L’hôtel Gaweye, un cas particulier
Si les hôtels tentent par tous les moyens de se relever après la dure épreuve de Covid-19, l’hôtel Gaweye du haut de ses 40 ans d’expérience, menace de mettre la clé sous le paillasson.
Depuis l’apparition de la maladie, le gouvernement a réquisitionné ce réceptif pour accueillir les personnes contacts des malades pour leur confinement de deux semaines. La réquisition a duré du 20 mars au 4 décembre 2020, soit 9 mois. Ce qui a fait que ce fleuron de l’hôtellerie nigérienne est devenu un lieu à éviter.
« L’hôtel est considéré comme la clinique des malades. Au Niger comme dans le monde entier, on sait que c’est Gaweye qui a abrité les personnes contacts, d’où la crainte de la contamination », souligne avec amertume Abdoul Salam, délégué du personnel de l’hôtel Gaweye. Ce dernier ajoute que « l’image de l’hôtel est ternie au point où nous n’arrivons même pas à avoir 10 clients alors qu’on a une capacité d’accueil de plus de 200 chambres ».
Jusqu’en 2019, avant la tenue à Niamey du Sommet de l’Union africaine (UA) qui a vu la construction de plusieurs hôtels de haut standing, Gaweye était le plus grand établissement hôtelier du pays.
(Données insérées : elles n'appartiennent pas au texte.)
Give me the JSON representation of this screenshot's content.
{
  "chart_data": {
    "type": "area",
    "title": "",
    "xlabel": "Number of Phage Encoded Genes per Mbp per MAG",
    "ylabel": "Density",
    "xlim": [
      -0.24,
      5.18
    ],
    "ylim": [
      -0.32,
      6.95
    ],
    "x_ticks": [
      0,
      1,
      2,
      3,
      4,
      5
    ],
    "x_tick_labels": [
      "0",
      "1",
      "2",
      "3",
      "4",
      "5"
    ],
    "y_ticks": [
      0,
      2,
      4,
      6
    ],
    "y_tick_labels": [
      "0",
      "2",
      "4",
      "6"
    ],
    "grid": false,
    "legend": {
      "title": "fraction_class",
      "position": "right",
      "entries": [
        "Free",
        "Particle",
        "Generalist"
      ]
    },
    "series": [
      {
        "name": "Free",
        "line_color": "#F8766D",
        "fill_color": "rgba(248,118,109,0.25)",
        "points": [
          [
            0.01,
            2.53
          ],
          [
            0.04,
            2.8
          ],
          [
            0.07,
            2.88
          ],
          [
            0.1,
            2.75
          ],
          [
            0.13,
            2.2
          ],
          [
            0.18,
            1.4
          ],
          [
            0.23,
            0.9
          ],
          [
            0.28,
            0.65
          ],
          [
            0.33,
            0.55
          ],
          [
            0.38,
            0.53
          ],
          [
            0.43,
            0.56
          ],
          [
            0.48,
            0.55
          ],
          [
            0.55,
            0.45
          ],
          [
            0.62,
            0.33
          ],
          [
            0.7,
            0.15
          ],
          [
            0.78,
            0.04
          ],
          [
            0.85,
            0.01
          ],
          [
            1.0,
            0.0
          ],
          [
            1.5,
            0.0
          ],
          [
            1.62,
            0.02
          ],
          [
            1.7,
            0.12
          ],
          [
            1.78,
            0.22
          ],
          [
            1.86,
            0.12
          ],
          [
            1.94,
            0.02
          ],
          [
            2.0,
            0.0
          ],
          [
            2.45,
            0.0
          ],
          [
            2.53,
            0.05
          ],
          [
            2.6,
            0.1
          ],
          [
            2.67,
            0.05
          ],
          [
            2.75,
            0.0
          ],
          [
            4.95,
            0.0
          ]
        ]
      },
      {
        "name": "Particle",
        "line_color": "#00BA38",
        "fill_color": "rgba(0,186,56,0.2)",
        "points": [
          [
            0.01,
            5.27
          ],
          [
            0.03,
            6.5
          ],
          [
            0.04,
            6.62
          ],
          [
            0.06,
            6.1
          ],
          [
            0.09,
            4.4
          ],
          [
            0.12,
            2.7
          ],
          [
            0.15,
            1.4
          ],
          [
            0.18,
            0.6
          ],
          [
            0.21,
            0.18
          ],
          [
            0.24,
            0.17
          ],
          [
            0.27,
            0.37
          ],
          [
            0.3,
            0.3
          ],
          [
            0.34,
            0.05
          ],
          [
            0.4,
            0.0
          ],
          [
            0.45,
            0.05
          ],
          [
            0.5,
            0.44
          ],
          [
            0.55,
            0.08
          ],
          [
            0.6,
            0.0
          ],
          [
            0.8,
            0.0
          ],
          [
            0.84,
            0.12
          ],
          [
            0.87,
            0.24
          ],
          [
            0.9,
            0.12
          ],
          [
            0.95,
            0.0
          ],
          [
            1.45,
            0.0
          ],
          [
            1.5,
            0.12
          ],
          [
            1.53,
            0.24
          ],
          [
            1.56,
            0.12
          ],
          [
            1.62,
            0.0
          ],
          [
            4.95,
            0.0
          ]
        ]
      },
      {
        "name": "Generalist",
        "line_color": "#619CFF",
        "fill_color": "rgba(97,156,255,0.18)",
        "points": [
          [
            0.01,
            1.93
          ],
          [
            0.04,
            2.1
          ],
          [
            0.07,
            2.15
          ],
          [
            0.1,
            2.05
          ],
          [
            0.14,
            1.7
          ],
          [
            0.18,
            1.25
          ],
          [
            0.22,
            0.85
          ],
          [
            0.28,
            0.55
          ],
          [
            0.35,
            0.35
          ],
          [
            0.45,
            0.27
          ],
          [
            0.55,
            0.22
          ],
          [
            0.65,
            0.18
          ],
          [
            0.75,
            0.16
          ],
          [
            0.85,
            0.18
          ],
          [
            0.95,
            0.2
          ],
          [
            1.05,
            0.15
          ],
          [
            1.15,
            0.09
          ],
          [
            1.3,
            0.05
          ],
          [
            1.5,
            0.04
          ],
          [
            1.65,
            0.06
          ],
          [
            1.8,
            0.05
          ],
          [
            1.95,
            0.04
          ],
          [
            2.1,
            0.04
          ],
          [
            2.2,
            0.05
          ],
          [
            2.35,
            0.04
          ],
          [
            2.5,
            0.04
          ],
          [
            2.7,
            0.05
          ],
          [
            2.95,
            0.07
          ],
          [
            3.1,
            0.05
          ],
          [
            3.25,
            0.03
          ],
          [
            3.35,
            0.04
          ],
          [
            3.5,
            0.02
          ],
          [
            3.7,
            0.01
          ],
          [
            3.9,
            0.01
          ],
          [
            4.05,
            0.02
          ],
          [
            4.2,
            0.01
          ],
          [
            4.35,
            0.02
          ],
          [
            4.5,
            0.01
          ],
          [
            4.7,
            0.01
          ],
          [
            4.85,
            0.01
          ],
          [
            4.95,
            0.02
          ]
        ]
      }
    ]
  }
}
Selon des informations recueillies par Ouestaf News auprès du Comité de gestion du fonds Covid-19, le dernier point de la situation fait état d’environ 9 milliards de FCFA d’impayés.
La plupart des fournisseurs ont rompu leur contrat, selon Sanaby Baba Ahmed, directeur général de l’hôtel Gaweye, qui dit avoir lui-même fini par présenter sa démission et les autorités ont déjà accédé à sa demande.
Les quelques 160 agents qui y travaillent risquent de se retrouver au chômage, selon le délégué du personnel, Abdou Salam.
Selon le délégué du personnel, seul l’État peut sauver Gaweye, puisque l’établissement lui appartient. Un sauvetage attendu de la part de la société indienne Bravia. Le Gouvernement nigérien et cette société ont signé un contrat de rénovation.
En attendant une reprise effective des activités touristiques au Niger, touchées aussi par le terrorisme, agents et responsables des hôtels tentent d’abriter les activités locales des organismes nationaux et internationaux pour réduire les charges de fonctionnement.
Au niveau de leur ministère de tutelle, on se dit prêt à mettre les moyens pour éviter que ces établissements ne mettent la clé sous le paillasson. Promesse du tout nouveau ministre du Tourisme, Mohamed Hamid, lors de sa visite de prise de contact aux réceptifs hôteliers.